On penserait volontiers aujourd’hui que la langue étrangère qui a le plus fourni de mots au Dictionnaire de l’Académie française est l’anglais ; on a tort : dans l’édition qui est en cours, 27,42 % des importations proviennent de l’italien, 25,18 % de l’anglais (l’espagnol et l’arabe suivant avec 9,29 % et 8,22 %). Ainsi pour être juste notre perception d’une langue doit-elle être replacée dans la durée. En effet, si le français doit tant à l’italien, c’est, pour citer la linguiste Henriette Walter[1], qu’il y « a puisé abondamment et avec délices » au XVIe siècle, dans des domaines aussi variés que la musique, la table, l’architecture, les vêtements ou la guerre, quand la culture italienne constituait un modèle pour l’Europe. C’est d’ailleurs ce qui se reproduit deux siècles plus tard avec l’anglais, et de nos jours avec l’anglo-américain, qui sont nos grands fournisseurs de néologismes dans les domaines du sport, des transports ou des techniques nouvelles. L’espagnol, pour sa part, fait surtout sentir son influence jusqu’au XVIIe siècle, et avec lui se transportent aussi dans le français des mots venus de loin : du quechua (condor, lama, puma, quinoa), de l’arawak (canot et patate) ou de l’arabe (hasard ou récif).
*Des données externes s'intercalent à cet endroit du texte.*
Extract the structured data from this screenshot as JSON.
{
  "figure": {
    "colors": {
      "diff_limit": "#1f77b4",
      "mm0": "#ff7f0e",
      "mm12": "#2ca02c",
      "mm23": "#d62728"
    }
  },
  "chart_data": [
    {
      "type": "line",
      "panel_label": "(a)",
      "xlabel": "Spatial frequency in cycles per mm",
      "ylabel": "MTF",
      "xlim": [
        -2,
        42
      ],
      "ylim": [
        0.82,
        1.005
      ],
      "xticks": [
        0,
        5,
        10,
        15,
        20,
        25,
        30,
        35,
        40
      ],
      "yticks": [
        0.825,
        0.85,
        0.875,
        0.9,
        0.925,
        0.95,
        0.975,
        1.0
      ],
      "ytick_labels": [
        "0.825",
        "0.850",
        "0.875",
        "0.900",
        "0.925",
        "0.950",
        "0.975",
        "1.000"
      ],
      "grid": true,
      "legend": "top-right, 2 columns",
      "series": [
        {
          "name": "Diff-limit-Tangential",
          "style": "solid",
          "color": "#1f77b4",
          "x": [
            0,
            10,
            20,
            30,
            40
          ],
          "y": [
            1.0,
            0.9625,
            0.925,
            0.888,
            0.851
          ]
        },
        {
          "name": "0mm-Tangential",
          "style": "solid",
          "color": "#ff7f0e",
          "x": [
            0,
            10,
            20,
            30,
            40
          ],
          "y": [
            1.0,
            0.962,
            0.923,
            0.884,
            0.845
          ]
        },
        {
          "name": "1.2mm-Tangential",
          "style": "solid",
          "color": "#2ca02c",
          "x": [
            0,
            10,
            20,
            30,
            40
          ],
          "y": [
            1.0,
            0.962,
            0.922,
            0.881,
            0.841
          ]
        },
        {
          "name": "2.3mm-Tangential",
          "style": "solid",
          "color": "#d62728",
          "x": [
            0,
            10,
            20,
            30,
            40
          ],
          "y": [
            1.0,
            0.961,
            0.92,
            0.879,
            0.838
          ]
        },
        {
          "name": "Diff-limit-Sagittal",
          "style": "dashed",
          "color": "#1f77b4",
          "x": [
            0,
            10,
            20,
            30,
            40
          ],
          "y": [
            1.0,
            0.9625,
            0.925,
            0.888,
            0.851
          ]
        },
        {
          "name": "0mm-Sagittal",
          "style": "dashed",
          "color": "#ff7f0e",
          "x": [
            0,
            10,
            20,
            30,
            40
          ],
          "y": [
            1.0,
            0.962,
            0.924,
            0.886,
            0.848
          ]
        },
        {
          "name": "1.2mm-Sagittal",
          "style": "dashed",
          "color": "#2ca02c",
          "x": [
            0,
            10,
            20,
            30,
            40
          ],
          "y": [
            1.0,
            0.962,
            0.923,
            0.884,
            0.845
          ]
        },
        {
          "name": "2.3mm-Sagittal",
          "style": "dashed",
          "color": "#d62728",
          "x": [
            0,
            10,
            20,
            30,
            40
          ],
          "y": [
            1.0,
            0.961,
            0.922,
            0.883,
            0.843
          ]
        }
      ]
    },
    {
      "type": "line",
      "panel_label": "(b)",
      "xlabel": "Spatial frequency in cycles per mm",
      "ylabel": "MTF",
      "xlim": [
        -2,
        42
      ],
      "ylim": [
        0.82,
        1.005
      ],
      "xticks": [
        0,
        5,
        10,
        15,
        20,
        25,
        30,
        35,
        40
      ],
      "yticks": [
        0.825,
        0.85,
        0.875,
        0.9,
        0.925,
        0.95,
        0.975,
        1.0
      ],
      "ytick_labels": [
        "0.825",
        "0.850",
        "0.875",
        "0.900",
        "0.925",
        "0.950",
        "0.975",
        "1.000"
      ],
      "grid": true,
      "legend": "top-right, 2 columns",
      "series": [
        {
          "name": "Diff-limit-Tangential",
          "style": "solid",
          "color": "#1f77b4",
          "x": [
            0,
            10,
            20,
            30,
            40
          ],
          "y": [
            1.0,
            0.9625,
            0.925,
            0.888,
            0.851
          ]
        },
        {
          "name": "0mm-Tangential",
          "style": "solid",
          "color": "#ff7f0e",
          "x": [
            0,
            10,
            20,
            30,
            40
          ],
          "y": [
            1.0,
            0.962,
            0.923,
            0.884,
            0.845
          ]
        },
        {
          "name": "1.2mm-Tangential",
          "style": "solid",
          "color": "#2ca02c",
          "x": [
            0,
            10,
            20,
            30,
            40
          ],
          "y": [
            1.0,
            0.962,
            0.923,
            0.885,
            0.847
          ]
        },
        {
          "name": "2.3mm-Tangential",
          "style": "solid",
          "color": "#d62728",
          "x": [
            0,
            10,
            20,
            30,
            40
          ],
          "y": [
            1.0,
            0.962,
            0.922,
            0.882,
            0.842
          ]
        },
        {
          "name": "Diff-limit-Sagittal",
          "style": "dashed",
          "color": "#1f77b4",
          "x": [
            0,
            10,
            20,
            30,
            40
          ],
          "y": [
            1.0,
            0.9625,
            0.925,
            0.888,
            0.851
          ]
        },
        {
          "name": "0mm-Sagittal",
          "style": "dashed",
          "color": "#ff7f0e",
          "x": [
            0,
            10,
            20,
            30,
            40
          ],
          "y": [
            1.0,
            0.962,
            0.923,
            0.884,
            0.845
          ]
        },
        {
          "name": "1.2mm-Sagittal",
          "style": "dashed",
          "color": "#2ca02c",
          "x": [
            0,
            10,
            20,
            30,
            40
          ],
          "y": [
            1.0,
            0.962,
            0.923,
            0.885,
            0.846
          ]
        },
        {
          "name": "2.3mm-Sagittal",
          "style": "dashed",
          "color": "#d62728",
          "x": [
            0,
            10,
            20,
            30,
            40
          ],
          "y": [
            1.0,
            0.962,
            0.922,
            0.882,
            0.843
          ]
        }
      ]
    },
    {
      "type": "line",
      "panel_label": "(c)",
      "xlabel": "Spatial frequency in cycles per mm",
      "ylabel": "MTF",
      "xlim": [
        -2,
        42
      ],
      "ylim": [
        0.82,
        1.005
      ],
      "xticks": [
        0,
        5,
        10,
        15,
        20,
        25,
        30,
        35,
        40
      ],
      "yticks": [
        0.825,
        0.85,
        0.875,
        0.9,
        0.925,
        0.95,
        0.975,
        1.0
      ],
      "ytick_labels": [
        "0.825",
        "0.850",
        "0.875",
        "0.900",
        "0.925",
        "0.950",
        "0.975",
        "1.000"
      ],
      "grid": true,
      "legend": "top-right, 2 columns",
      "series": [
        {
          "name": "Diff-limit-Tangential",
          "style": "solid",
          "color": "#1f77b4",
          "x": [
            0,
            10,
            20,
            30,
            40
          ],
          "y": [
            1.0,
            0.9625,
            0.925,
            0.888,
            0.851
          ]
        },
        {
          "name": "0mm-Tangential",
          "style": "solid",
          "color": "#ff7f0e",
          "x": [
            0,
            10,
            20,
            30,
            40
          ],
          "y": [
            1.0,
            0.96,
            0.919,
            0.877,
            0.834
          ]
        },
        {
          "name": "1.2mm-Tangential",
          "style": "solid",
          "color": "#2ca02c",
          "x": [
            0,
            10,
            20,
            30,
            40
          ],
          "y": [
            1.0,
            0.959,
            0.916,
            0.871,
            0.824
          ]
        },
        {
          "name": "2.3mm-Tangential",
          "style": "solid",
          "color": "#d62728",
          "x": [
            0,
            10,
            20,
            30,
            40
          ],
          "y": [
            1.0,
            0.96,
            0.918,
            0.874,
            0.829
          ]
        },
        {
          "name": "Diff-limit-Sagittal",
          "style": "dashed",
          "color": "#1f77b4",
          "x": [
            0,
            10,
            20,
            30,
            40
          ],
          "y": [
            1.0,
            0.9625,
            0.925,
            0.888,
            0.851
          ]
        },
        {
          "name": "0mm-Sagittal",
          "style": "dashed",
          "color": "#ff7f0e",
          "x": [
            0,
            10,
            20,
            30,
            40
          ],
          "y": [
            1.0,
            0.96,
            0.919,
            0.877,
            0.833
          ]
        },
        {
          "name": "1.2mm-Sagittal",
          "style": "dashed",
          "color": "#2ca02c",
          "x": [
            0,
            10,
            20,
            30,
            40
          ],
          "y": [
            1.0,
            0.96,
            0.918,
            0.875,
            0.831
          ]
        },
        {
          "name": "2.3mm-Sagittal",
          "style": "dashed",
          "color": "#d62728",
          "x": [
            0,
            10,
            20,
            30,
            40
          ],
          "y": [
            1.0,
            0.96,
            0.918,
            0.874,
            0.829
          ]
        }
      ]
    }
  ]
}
Quant à l’arabe, justement, qui intègre le lexique de notre langue dès le Moyen Âge, lui fournissant alors nombre de mots scientifiques, il donne aussi beaucoup aux XIXe et XXe siècles, au moment où le destin de certains pays du Maghreb et de la France sont intimement liés : on lui doit, entre autres, le réjouissant nouba, les populaires bled et kifkif, et la harissa, ingrédient obligé du couscous. La sagesse veut donc que nous ne nous en tenions pas à des impressions contemporaines et superficielles, une langue s’élaborant progressivement et puisant à diverses sources, parfois inattendues : heureuse surprise que de découvrir que mocassin et manitou sont des mots de l’algonquin, le bon vieux pétun, ancêtre du tabac, du tupi, le nénuphar du persan et que sonne le gong grâce au malais.

Cliquez sur ces dix mots venus d’ailleurs.

 

 

[1] H. Walter, « L’intégration des mots venus d’ailleurs », Alsic (revue en ligne, http://alsic.revues.org/324), vol. 8, n° 1, 2005. Pour approfondir le sujet, on pourra également consulter du même auteur L’Aventure des mots français venus d’ailleurs, Paris, R. Laffont, 1997.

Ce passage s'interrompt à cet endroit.